Reflecing on the pattern of the Tabernacle this afternoon after listening to a podcast about its history and its significance in the Biblical narrative.
As modern readers of scripture we often miss the significance of the mountain imagery in scripture, mostly I think because we fail to notice how central the moutain is to Genesis 1 and 2. The garden is located on a mountaintop with the four rivers bringing healing to all the nations flowing downwards. This is depicted in the ancient understanding as God’s dwelling place (also consider in the flood narrative a new creation narrative being depicted as the boat, a recreation of the garden and the trees with the paris or twos being symbolic and with the resting on a mountaintop likewise being symbolic). It is where we get the motif of the Divine Council. This is why all through scripture we get this ascending and decending imagery.

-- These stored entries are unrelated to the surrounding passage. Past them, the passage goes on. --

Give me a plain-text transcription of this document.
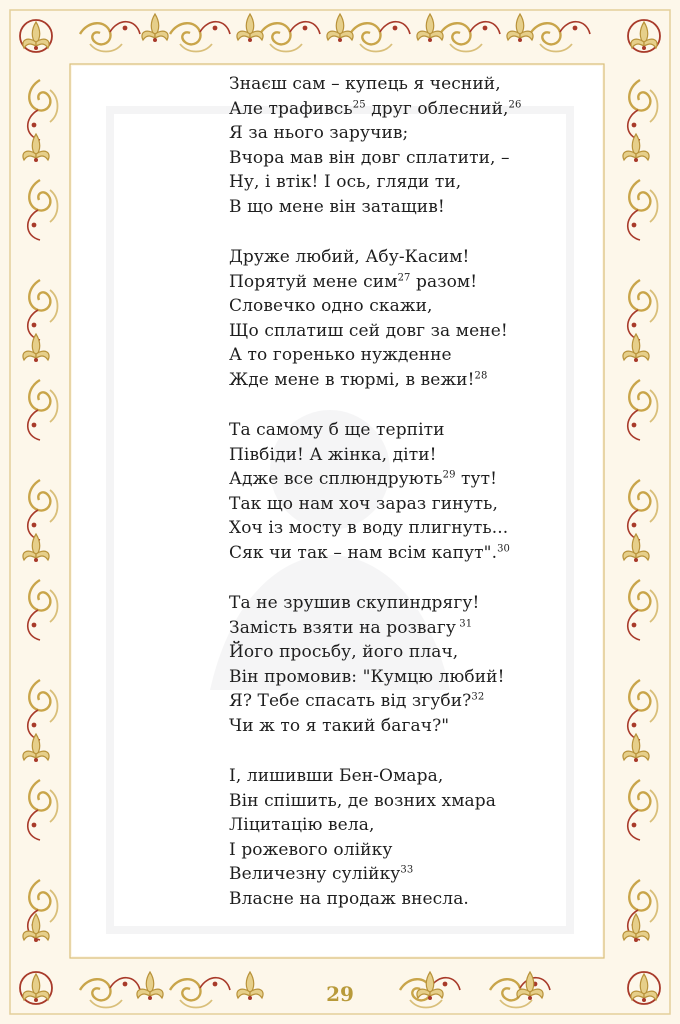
Знаєш сам – купець я чесний,
Але трафивсь$^{25}$ друг облесний,$^{26}$
Я за нього заручив;
Вчора мав він довг сплатити, –
Ну, і втік! І ось, гляди ти,
В що мене він затащив!
Друже любий, Абу-Касим!
Порятуй мене сим$^{27}$ разом!
Словечко одно скажи,
Що сплатиш сей довг за мене!
А то горенько нужденне
Жде мене в тюрмі, в вежи!$^{28}$
Та самому б ще терпіти
Півбіди! А жінка, діти!
Адже все сплюндрують$^{29}$ тут!
Так що нам хоч зараз гинуть,
Хоч із мосту в воду плигнуть...
Сяк чи так – нам всім капут".$^{30}$
Та не зрушив скупиндрягу!
Замість взяти на розвагу $^{31}$
Його просьбу, його плач,
Він промовив: "Кумцю любий!
Я? Тебе спасать від згуби?$^{32}$
Чи ж то я такий багач?"
І, лишивши Бен-Омара,
Він спішить, де возних хмара
Ліцитацію вела,
І рожевого олійку
Величезну сулійку$^{33}$
Власне на продаж внесла.
29
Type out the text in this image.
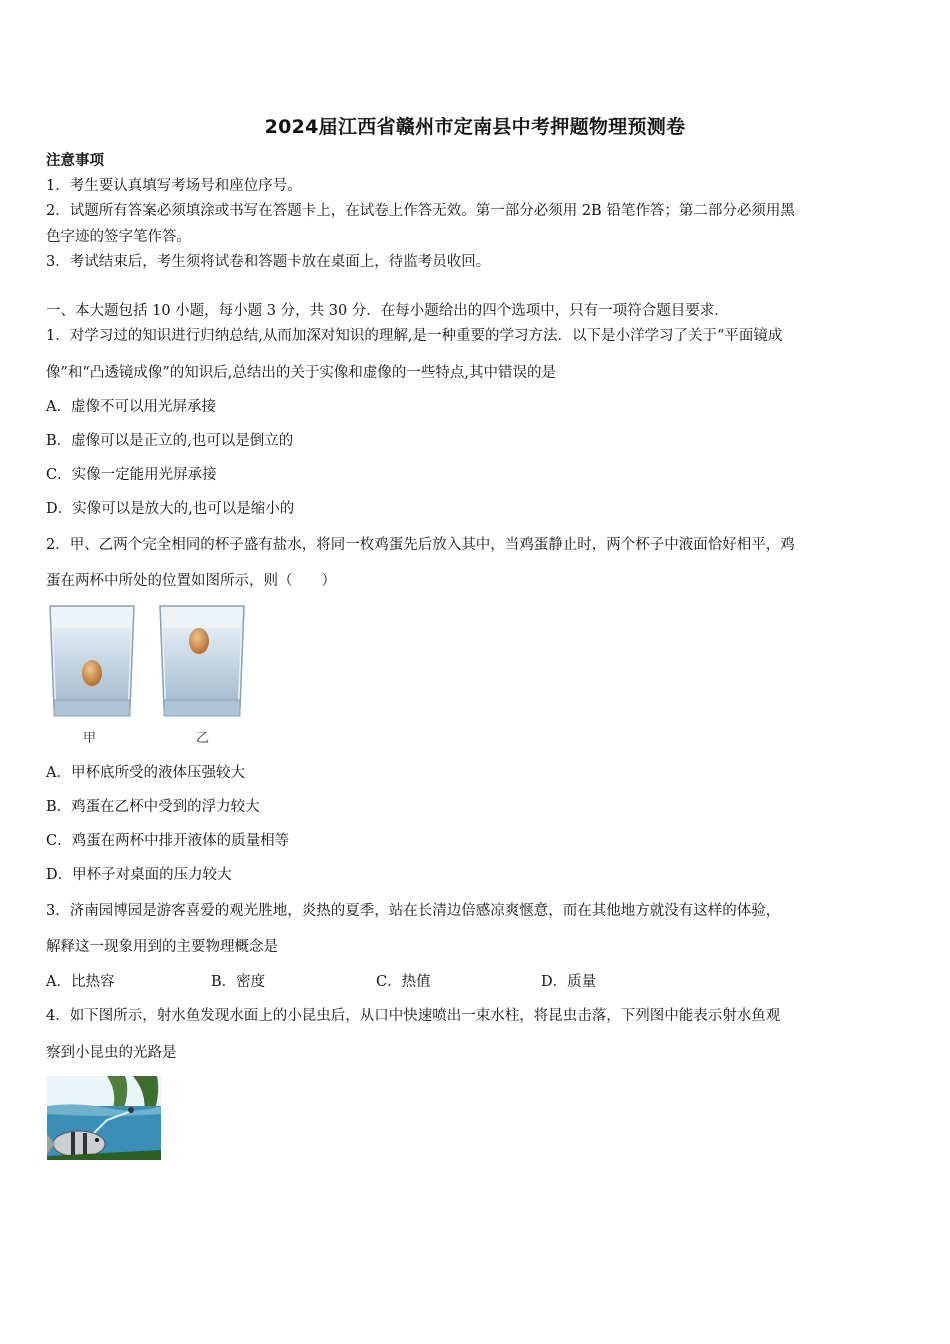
2024届江西省赣州市定南县中考押题物理预测卷
注意事项
1．考生要认真填写考场号和座位序号。
2．试题所有答案必须填涂或书写在答题卡上，在试卷上作答无效。第一部分必须用 2B 铅笔作答；第二部分必须用黑
色字迹的签字笔作答。
3．考试结束后，考生须将试卷和答题卡放在桌面上，待监考员收回。
一、本大题包括 10 小题，每小题 3 分，共 30 分．在每小题给出的四个选项中，只有一项符合题目要求．
1．对学习过的知识进行归纳总结,从而加深对知识的理解,是一种重要的学习方法．以下是小洋学习了关于“平面镜成
像”和“凸透镜成像”的知识后,总结出的关于实像和虚像的一些特点,其中错误的是
A．虚像不可以用光屏承接
B．虚像可以是正立的,也可以是倒立的
C．实像一定能用光屏承接
D．实像可以是放大的,也可以是缩小的
2．甲、乙两个完全相同的杯子盛有盐水，将同一枚鸡蛋先后放入其中，当鸡蛋静止时，两个杯子中液面恰好相平，鸡
蛋在两杯中所处的位置如图所示，则（　　）
甲	乙
A．甲杯底所受的液体压强较大
B．鸡蛋在乙杯中受到的浮力较大
C．鸡蛋在两杯中排开液体的质量相等
D．甲杯子对桌面的压力较大
3．济南园博园是游客喜爱的观光胜地，炎热的夏季，站在长清边倍感凉爽惬意，而在其他地方就没有这样的体验，
解释这一现象用到的主要物理概念是
A．比热容	B．密度	C．热值	D．质量
4．如下图所示，射水鱼发现水面上的小昆虫后，从口中快速喷出一束水柱，将昆虫击落，下列图中能表示射水鱼观
察到小昆虫的光路是
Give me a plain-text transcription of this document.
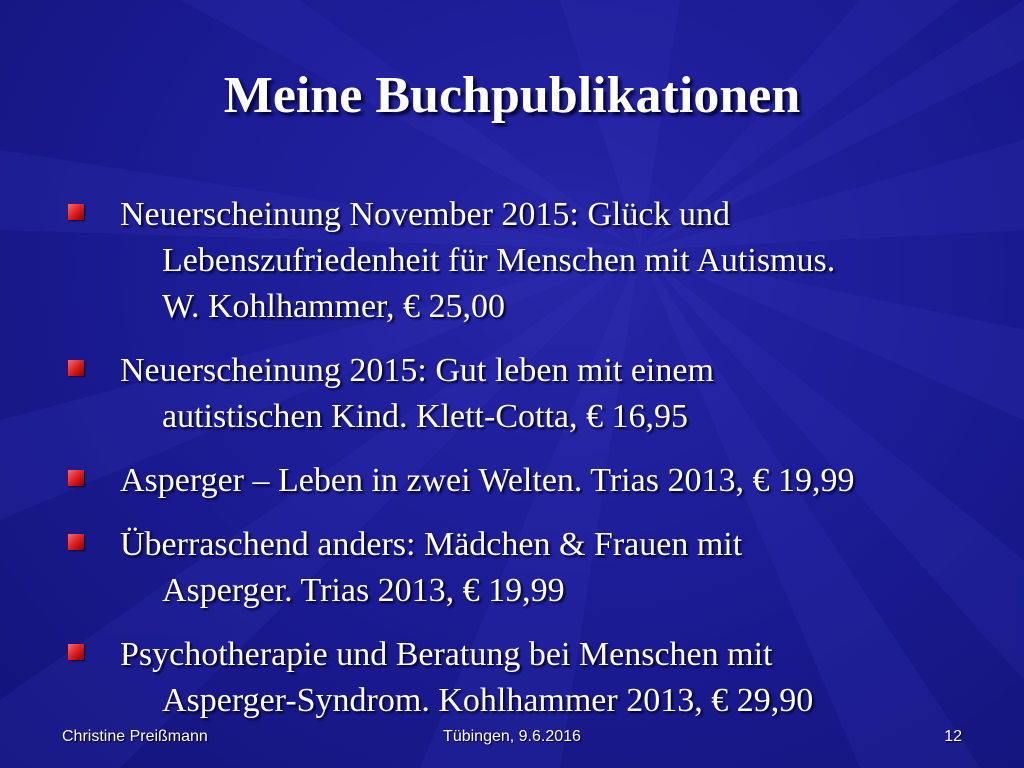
Meine Buchpublikationen
Neuerscheinung November 2015: Glück und
Lebenszufriedenheit für Menschen mit Autismus.
W. Kohlhammer, € 25,00
Neuerscheinung 2015: Gut leben mit einem
autistischen Kind. Klett-Cotta, € 16,95
Asperger – Leben in zwei Welten. Trias 2013, € 19,99
Überraschend anders: Mädchen & Frauen mit
Asperger. Trias 2013, € 19,99
Psychotherapie und Beratung bei Menschen mit
Asperger-Syndrom. Kohlhammer 2013, € 29,90
Christine Preißmann	Tübingen, 9.6.2016	12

Significant to the story of the tabernacle is the story of Moses who “ascends” to the top of the mountain to where, in the ancient context, it was understood the divine council sits. This same divine council was understood to be present in the Transfiguration story, which is what Peter notes when he suggests setting up tents, which in the ancient view is part of the patterned residing of the divine council.
Moses decends the mountain with, as the book of Hebrews suggests, the patterned vision of the divine council/throne room (a vision of the garden, or creation as the union between God, humanity and creation) as that which to then establish a society of God’s people. From this we get the creation of the tabernacle, the establishing of laws, and the building of a community. What I find fascinating about thinking of this as “patterened” imagery is that this frees us to see the establishing of law and society as an imperfect expression of the created order. We often see the law as God’s direct command, but a more appropriate way to see this is as the peoples attempt to grasp God’s divine image through the establishing of law and society in ways that that are merely a shadow, sometimes wrong, sometimes kind of right, but always with the covenant promise challenging and shaping our attempts to exprsesed this patterned image in the midst of oppression, darkness, and exile. As the tabernacle and later temple is modelled, it is not the outercourt where the sacrifices are made that define God’s abode, but the inner court which is where we get the image of renewal..
The tabernacle was unique in the ancient world in that it was an itenerant depiction of Gods dwelling place. It moved and breathed with the people and their changing experience. The call to build a stationary Temple then, itself in the pattern of the divine council, arrives with a very real tension, understanding that to imagine God’s dwelling place as stationary and contained threatens to neglect God’s vision for humanity as a people meant to fill the earth. It’s for this reason that John speaks of God tabernacling among us in the form of Jesus, taking up residence in the whole of the cosmos and in the hearts of the people “in Christ”. As Jesus is crucified on a “mountain top” the temple is being torn down and raised again as encompassing the full and true marriage of heaven and earth, the declarative statment of God With Us. Where God raises up the people then it is for the sake of the whole world, not to take them out of the world. The whole of creation is the tabernacle.